Monday, October 31, 2011

In Time






Release Date: Oct 28, 2011 
Runtime: 1 hr. 55 min. 
Director: Andrew Niccol 
Cast: Justin Timberlake, Amanda Seyfried, Cillian Murphy, Vincent Kartheiser, Olivia Wilde.

If you had a chance at immortality, would you steal it? That's the quandary posed in Andrew Niccol's dystopian thriller, where the rich can live forever and the poor die young. In a Marxist future, 'time' has become the standard currency, with life hanging in the balance a year after the age of 25. When factory worker, Will Salas, is wrongly accused of murder, it's up to him to clear his name and fight the system that controls existence, before his clock inevitably runs out. In his first action role, Justin Timberlake is mediocre at best, attempting to make the most out of a flawed character and script.
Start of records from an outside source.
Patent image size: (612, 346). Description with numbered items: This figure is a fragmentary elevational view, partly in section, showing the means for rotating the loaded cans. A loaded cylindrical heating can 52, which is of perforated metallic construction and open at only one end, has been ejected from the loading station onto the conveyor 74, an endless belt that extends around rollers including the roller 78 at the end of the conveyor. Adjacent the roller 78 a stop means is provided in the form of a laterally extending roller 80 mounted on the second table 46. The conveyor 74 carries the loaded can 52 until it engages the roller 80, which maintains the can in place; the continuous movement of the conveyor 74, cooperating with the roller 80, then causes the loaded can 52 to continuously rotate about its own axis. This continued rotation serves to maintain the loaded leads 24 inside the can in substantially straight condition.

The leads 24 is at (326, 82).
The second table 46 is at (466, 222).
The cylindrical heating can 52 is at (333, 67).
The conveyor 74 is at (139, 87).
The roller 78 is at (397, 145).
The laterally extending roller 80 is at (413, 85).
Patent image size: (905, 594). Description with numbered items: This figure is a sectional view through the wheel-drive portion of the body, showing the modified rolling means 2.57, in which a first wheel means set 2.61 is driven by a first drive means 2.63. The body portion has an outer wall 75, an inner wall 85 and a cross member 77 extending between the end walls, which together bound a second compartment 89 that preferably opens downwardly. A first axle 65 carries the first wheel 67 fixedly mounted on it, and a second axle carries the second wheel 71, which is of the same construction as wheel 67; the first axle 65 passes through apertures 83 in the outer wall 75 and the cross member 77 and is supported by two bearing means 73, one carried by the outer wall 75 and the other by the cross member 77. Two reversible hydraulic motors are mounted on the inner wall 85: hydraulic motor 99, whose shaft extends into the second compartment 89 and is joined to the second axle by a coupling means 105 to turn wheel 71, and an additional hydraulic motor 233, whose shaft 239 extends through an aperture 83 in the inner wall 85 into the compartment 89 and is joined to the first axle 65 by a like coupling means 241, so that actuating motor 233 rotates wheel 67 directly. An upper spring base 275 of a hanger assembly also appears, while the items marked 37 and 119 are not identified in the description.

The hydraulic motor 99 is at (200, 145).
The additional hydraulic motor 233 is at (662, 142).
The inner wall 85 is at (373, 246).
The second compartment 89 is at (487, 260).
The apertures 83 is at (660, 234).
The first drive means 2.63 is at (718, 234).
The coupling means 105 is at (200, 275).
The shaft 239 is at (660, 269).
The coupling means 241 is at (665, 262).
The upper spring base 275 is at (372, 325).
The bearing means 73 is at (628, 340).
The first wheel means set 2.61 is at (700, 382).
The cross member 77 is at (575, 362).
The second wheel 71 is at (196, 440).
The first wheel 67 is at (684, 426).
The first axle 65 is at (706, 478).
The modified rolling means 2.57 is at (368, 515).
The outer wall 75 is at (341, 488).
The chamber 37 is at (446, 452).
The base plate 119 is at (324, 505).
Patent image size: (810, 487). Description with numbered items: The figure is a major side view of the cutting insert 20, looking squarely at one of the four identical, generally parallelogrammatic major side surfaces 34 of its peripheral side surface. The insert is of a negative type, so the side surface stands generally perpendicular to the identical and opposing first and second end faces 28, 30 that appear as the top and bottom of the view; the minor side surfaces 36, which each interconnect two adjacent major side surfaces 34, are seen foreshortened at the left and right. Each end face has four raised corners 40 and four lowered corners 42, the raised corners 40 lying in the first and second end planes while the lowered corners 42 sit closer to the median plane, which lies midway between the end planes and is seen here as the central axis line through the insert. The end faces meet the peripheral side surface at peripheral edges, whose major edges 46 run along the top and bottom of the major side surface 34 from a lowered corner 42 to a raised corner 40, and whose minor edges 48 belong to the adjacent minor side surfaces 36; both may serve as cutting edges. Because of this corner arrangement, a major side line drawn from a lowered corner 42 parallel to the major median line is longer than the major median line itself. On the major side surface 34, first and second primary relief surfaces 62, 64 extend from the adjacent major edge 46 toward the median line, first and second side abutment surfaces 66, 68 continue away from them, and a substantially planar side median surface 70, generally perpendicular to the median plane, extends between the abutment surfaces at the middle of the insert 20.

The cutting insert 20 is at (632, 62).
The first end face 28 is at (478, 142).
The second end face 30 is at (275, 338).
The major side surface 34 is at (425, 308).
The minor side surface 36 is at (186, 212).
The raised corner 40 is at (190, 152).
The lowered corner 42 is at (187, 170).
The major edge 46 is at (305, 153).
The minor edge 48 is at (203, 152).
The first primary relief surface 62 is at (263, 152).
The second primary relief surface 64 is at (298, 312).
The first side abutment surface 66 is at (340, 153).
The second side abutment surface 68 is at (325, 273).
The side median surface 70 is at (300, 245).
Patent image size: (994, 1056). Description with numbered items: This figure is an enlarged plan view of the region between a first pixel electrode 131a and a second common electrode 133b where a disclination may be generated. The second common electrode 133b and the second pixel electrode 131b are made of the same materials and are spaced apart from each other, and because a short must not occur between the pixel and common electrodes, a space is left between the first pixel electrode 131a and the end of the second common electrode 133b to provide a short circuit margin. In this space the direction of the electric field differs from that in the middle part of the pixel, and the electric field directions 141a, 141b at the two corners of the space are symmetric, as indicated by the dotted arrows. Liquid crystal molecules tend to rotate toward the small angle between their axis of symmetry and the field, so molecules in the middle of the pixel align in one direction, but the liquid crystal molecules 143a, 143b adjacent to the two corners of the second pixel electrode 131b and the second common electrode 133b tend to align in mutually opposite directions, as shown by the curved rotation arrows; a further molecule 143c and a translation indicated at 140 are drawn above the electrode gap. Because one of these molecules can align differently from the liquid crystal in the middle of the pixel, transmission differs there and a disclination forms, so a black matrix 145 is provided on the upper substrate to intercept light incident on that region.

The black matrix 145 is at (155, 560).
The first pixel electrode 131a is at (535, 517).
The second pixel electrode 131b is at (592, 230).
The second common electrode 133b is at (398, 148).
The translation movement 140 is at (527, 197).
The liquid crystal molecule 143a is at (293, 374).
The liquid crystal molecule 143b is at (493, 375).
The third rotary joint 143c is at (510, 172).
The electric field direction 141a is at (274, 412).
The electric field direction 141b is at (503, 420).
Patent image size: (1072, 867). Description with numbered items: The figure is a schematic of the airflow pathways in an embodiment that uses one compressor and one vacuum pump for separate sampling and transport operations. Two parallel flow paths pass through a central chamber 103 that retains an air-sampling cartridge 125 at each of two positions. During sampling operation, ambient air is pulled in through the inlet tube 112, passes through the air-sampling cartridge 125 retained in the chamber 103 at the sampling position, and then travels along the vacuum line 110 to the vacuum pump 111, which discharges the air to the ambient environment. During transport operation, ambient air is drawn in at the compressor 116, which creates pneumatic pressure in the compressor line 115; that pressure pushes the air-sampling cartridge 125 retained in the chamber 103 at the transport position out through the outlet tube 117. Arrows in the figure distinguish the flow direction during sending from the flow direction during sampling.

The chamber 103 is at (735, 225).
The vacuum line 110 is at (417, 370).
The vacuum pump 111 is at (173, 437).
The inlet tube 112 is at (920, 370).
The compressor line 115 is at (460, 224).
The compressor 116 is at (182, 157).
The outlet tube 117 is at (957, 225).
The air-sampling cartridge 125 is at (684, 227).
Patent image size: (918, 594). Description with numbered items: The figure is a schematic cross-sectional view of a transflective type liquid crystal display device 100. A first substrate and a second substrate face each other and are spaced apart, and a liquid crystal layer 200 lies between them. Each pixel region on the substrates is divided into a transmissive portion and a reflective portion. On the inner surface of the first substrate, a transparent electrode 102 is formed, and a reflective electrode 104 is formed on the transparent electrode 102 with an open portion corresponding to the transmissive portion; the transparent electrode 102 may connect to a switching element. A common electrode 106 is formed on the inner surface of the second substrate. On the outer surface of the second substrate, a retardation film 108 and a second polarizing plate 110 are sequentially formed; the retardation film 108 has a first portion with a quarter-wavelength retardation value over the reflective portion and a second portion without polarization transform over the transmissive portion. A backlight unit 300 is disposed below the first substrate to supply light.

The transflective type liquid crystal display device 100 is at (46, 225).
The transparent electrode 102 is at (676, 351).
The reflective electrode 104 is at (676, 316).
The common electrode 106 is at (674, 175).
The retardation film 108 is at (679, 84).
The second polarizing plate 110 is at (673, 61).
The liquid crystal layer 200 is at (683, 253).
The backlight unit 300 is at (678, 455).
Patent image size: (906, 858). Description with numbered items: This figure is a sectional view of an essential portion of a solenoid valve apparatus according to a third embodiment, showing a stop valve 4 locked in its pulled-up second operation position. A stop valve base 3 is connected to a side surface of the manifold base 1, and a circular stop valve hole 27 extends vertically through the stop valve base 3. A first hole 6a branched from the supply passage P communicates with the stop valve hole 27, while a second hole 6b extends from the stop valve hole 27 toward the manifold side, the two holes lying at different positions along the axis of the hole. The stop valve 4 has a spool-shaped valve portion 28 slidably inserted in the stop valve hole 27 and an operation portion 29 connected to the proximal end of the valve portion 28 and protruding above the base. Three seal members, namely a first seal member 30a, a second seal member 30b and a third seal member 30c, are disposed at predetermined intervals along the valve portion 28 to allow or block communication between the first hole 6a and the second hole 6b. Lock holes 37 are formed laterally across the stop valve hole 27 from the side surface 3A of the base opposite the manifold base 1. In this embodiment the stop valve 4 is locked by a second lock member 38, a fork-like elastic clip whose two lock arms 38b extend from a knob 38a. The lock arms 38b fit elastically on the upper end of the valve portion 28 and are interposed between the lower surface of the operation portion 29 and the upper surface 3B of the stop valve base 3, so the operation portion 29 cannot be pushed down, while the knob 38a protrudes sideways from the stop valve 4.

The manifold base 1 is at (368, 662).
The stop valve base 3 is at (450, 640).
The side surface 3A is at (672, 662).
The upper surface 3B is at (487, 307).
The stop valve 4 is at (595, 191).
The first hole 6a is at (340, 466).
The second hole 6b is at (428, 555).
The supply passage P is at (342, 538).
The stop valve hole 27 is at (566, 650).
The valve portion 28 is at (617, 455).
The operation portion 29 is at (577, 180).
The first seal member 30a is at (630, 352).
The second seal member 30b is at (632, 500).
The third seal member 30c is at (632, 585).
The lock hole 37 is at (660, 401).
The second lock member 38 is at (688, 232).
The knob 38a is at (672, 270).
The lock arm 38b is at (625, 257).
While the concept is fascinating on an intuitive level, various plot holes make the world in which Niccol envisions to be haphazard, resulting in an half-baked idea that never really coalesces. How did some people gain all that time? And why does it transfer so easily? Additionally, the reality of having everyone age the same way causes the roles to become oddly skewed. For instance, Olivia Wilde as Timberlake's mother is much harder to believe than Kartheiser's portrayal as Seyfried's father. This leads to the interesting notion of how difficult it is to judge a person's age mainly by appearance alone. Though "In Time" seems underdeveloped for an impending future, the moral is clear from the get-go, and ever relevant to our ongoing situation. Greed remains the same, no matter the form.